Havia uma onda de invasão, com espuma de realidade, no estabelecimento penitenciário do distrito de Mocímboa da Praia. Horas antes do assalto dos terroristas a Vila municipal, ungidos e motivados por um instinto estranho, um grupo de 14 guardas penitenciários decidiu entrar em acção. Naquele dia, 11 de Agosto de 2020, os bravos guardas penitenciários fintaram com inteligência e sagacidade, o plano dos terroristas que era de libertar cerca de 89 reclusos, entre eles, quase metade eram terroristas detidos pelas autoridades policiais e militares em diferentes contextos.
Na madrugada da terça-feira, os 14 guardas penitenciários tiveram uma ideia, retirar todos os reclusos e levarem-nos para Pemba. A vila fervia em todos lados, rebentava de medo. As tropas governamentais estavam apreensivas. Com parcos recursos financeiros, os 14 guardas alugaram uma embarcação à vela e retiraram todos os reclusos, levaram-nos ao barco e começou a longa viagem a Pemba; remaram até Miéze, onde situa-se o Estabelecimento Provincial de Máxima Segurança de Cabo Delgado.
A saga dos guardas com um bando de prisioneiros tinha vários riscos, foram quatro dias rasgando os lençóis das águas com a pequena jangada. Enquanto, a vila era assaltada e os terroristas faziam tentativas de chegar aos calabouços para soltar seus homens, os mesmos já tinham sido afastados pela jangada. O plano havia sido vencido. Os 14 bravos guardas penitenciários conseguiram vencer o mal.

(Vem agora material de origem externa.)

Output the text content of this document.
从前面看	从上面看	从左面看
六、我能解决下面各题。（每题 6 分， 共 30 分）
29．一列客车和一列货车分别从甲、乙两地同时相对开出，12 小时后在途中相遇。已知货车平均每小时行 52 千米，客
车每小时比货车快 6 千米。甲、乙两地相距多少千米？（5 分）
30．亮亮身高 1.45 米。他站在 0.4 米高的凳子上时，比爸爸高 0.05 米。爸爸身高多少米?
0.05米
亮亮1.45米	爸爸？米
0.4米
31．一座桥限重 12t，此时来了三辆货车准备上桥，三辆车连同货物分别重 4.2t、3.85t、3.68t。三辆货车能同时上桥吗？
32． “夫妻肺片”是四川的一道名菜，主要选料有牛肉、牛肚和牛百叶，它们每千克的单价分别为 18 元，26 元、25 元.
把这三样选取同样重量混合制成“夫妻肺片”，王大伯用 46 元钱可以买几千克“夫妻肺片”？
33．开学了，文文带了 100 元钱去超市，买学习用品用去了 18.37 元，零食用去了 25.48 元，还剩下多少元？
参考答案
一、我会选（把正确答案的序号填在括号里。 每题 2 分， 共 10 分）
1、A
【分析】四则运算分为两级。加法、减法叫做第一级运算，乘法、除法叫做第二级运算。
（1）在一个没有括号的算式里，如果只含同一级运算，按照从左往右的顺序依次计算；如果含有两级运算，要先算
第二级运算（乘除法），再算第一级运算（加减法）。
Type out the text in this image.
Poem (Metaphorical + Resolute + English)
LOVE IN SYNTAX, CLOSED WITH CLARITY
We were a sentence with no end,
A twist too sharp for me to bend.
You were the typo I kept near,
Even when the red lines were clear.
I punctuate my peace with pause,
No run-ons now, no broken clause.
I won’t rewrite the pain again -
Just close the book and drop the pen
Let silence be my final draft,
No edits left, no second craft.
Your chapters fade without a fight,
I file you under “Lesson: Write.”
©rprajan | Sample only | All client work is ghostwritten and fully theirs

Contra todos os riscos de segurança e morte devido ao cansaço, fome, vómitos e náuseas, os 89 reclusos chegaram e foram levados para Miéze. Ninguém perdeu a vida e nenhum prisioneiro arrancou as algemas durante a fuga pelas águas.
Semanas depois, o grupo recebia a informação de que haveria promoções e premiações relacionadas com o acto heróico protagonizado por eles. Na cerimónia, altamente publicitada e presenciada, contou com a presença da Ministra da Justiça, Assuntos Constitucionais e Religiosos (MJACR), Helena Kida, que anunciou que os terroristas tentaram assaltar alguns estabelecimentos penitenciários, mas não conseguiram.
Escreva-se isso; os 14 bravos guardas penitenciários ficaram quatro dias no alto-mar, com mantimentos reduzidos, sem nenhuma migalha de comida para alimentarem os 89 reclusos e a eles próprios; estavam numa embarcação à vela e usavam os seus próprios recursos. Na cerimónia, com a presença da ministra, esses guardas ficaram frustrados; ou seja, quando esperavam serem as estrelas, os verdadeiros donos do acto heróico, afinal haviam outros "compatriotas" que tinham abocanhado o seu feito. Esses compatriotas apresentaram-se como os autores legítimos da "mega-operação", elevando o número para 24, com uma história similar a dos 14 bravos e valentes guardas penitenciários que não se "intimidaram e nem se acovardaram", como disse a Ministra Kida na cerimónia ocorrida em Novembro em Miéze.
Após assistirem e verem o que estava a passar, tendo inclusive alguns sido deixados para trás, a situação criou desconforto, dor e a percepção de injustiça por parte dos integrantes do grupo dos 14 guardas penitenciários que impediram o assalto do estabelecimento penitenciário de Mocímboa da Praia
Os guardas de Mocímboa hoje desempenham as suas funções, mas com uma dor tatuada no peito, embora continuem engajados nos seus postos, uma vez que Mocímboa da Praia é o símbolo da cólera que o terrorismo trouxe para Cabo Delgado; estando desde Agosto em mãos dos misantropos que extinguiram a luz da esperança e de um futuro risonho de milhares de crianças, mulheres e adultos. Os 14 bravos, valentes e patriotas guardas penitenciários esperam que um dia, a justiça laboral e engajada seja reposta; isso para o bem da pátria.
*Texto escrito tendo como base relatos colhidos nos guardas penitenciários injustiçados pelo sistema que os deveria valorizar e acarinhar pela coragem e entrega ao país e a profissão.